Jetzt stimmt auch die Größe,

war gestern mal wieder draußen und konnte wieder ein paar
"Gute" erwischen. Der Schwerste wog 9,1 Kg :m

Gruß Frank


----------



## Carsten Heidorn (18. September 2009)

*AW: Dorschangel in Dänemark (Insel Als)*

Hej Frank. 
fang Deinen Kunden nicht alle Fische weg 
Ich hab ja noch einen Gut bei Dir 
Ich/Wir war/en ja im Mai bei Dir wobei wir nur einen von 2 Tagen rauskonnten aufgrund des Windes.
Wollte eigentlich anfang Okt. nochmal vorbeischauen.
hilsen Carsten


----------



## Malde (15. Oktober 2009)

*AW: Dorschangel in Dänemark (Insel Als)*

Hallo,

das ist der einzigste und aktuellste Thread den ich über Als gefunden hab.

Ich bin mit 2 Kollegen ab dem 24.10 4 Tage in Kegnaes.

Kann mir irgendjemand evtl paar Tipps geben wo und wie genau ich auf Dorsch gehen soll ?
Einige stellen haben wir uns schon "ergoogelt" ( so ein scheiß Wort  ) und über Google Maps rausgesucht.
Geplant ist mit Wattwurm und ab und so bisschen mit Blinker und Wobbler, aber hauptsächlich Wattwurm.

Wenn wir noch was günstiges und gutes finden würden wir sogar mal mitm Boot rausfahren wollen.

Und wo krieg ich inner nähe am besten Wattis ? ( da hab ich bei google nix gefunden )
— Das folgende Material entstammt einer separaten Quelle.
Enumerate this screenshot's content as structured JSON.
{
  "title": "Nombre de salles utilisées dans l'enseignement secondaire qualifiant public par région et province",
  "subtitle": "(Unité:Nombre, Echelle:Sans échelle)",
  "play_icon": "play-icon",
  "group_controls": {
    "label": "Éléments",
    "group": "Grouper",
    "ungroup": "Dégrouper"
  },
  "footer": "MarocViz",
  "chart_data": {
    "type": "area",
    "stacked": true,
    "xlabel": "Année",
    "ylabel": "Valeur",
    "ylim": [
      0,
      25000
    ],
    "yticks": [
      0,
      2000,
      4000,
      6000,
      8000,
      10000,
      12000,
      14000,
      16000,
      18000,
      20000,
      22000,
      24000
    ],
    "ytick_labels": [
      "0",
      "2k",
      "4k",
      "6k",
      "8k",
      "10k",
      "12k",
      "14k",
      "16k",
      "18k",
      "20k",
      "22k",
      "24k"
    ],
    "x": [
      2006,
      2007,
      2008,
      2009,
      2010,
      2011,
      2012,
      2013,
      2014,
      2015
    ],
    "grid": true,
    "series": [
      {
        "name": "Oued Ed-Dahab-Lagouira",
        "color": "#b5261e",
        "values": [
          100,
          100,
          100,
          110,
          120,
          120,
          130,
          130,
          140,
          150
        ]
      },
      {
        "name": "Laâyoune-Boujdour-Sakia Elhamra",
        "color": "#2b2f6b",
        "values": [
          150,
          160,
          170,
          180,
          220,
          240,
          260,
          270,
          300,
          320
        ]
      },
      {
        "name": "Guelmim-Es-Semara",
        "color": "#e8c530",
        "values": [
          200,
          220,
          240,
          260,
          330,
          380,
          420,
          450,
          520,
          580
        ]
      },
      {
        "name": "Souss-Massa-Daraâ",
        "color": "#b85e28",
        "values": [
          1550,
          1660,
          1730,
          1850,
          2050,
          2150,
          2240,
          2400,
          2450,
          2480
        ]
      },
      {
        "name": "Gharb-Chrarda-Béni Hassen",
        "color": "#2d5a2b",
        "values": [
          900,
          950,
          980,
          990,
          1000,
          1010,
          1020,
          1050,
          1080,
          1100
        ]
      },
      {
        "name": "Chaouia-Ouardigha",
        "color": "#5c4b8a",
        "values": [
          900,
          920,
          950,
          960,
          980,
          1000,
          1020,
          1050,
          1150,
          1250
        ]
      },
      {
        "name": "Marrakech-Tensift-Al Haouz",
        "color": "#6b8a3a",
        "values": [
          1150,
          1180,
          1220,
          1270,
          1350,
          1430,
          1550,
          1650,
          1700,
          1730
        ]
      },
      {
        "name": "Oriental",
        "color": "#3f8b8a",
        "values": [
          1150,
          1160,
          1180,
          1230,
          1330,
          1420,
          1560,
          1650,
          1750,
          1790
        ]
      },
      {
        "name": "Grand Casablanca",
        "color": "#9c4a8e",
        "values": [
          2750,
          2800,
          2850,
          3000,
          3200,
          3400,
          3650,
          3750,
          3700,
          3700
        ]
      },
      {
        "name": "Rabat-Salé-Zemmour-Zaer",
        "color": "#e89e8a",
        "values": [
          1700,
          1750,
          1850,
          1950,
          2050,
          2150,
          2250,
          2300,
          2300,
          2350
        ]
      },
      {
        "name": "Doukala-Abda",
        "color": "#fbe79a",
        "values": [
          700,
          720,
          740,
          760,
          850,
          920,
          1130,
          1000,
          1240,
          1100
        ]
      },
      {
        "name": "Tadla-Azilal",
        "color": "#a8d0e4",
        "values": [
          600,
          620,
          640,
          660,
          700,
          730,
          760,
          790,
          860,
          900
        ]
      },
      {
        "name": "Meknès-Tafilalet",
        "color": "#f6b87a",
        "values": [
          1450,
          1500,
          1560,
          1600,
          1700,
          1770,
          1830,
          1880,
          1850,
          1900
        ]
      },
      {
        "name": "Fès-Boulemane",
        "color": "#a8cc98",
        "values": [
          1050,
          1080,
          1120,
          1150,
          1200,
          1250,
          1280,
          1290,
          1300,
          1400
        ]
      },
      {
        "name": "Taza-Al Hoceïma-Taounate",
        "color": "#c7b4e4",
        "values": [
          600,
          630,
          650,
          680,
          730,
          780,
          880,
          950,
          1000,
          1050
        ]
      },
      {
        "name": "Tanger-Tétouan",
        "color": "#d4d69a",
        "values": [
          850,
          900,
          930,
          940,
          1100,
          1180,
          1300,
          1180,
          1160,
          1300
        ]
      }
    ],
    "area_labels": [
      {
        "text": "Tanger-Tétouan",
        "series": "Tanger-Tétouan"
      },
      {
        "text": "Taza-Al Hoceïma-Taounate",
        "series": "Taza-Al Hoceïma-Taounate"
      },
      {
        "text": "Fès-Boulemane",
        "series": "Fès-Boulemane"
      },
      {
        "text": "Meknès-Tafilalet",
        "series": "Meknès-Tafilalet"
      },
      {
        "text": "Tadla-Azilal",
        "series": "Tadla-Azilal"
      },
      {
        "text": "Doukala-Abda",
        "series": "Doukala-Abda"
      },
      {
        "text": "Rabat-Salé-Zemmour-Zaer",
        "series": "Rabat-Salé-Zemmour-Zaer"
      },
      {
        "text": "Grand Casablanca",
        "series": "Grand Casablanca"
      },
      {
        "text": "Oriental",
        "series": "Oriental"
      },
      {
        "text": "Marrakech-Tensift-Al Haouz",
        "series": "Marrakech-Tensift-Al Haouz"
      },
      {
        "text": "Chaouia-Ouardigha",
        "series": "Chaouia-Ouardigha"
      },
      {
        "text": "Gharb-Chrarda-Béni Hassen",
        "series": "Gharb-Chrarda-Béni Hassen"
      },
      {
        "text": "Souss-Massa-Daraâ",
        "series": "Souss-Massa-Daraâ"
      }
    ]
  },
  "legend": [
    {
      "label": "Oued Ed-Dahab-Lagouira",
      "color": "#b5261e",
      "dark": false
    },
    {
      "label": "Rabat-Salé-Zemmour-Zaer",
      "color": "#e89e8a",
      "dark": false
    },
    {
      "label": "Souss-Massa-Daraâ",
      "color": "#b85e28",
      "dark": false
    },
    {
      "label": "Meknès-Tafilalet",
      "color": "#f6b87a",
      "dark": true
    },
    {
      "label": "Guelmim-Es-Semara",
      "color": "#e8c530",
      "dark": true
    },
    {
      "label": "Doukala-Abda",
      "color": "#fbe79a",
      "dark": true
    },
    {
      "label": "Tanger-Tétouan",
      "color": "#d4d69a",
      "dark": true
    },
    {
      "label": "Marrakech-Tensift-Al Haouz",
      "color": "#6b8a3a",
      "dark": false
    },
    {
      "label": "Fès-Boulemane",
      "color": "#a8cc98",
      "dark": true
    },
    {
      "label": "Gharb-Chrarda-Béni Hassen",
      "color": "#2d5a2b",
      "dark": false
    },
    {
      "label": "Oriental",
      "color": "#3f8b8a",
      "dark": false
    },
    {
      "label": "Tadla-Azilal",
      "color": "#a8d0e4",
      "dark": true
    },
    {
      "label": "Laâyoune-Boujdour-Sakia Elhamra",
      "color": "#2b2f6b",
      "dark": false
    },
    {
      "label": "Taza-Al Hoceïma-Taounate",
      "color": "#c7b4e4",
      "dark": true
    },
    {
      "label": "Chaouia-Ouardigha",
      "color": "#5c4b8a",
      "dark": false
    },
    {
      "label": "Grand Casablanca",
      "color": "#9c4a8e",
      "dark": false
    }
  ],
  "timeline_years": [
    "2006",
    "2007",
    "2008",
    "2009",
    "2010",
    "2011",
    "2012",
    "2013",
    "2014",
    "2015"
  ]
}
Würde mich echt freuen wenn ich ne schnell Antwort kriege.

PS: Super Forum hier !


----------



## maki1980 (15. Oktober 2009)

*AW: Dorschangel in Dänemark (Insel Als)*

Hallo Malde,

war vor 2 Wochen auf Kaegnes und kann dir sagen, Wattis mußt du von Daheim mitnehmen. Wenn du eine Watthose hast kannst du aber sehr gut an der Überfahrt von Als nach Kaegnes selber suchen. Boot kannst du auf dem Campingplatz in Sonderby mieten. (sogar ziemlich günstig). Auf Dorsch vom Strand aus empfehle ich dir die Klippe an der Überfahrt (wo die Strömung das ruhige Wasser der Bucht trifft) Kaegnes faerge oder direkt am Ende von Kaegnes. 

Gruß
Daniel


----------



## Eike82 (15. Oktober 2009)

*AW: Dorschangel in Dänemark (Insel Als)*

Lohnt sich das Angeln auf Dorsch ohne Boot in der Gegend um Sönderborg? Ich möchte irgendwann zwischen Mai und August nächstes Jahr einen Kurzurlaub dort machen. Bis jetzt war nur Hornhecht und Plattfisch geplant aber etwas Dorsch wäre auch toll.

meint
Eike


----------



## Malde (16. Oktober 2009)

*AW: Dorschangel in Dänemark (Insel Als)*

@maki1980

Danke für die schnelle Antwort :m

Aber es ist schon möglich vom Strand zu angeln und man fängt auch was ? Oder heul ich nach meinem Urlaub weil ich nix rausgeholt hab ?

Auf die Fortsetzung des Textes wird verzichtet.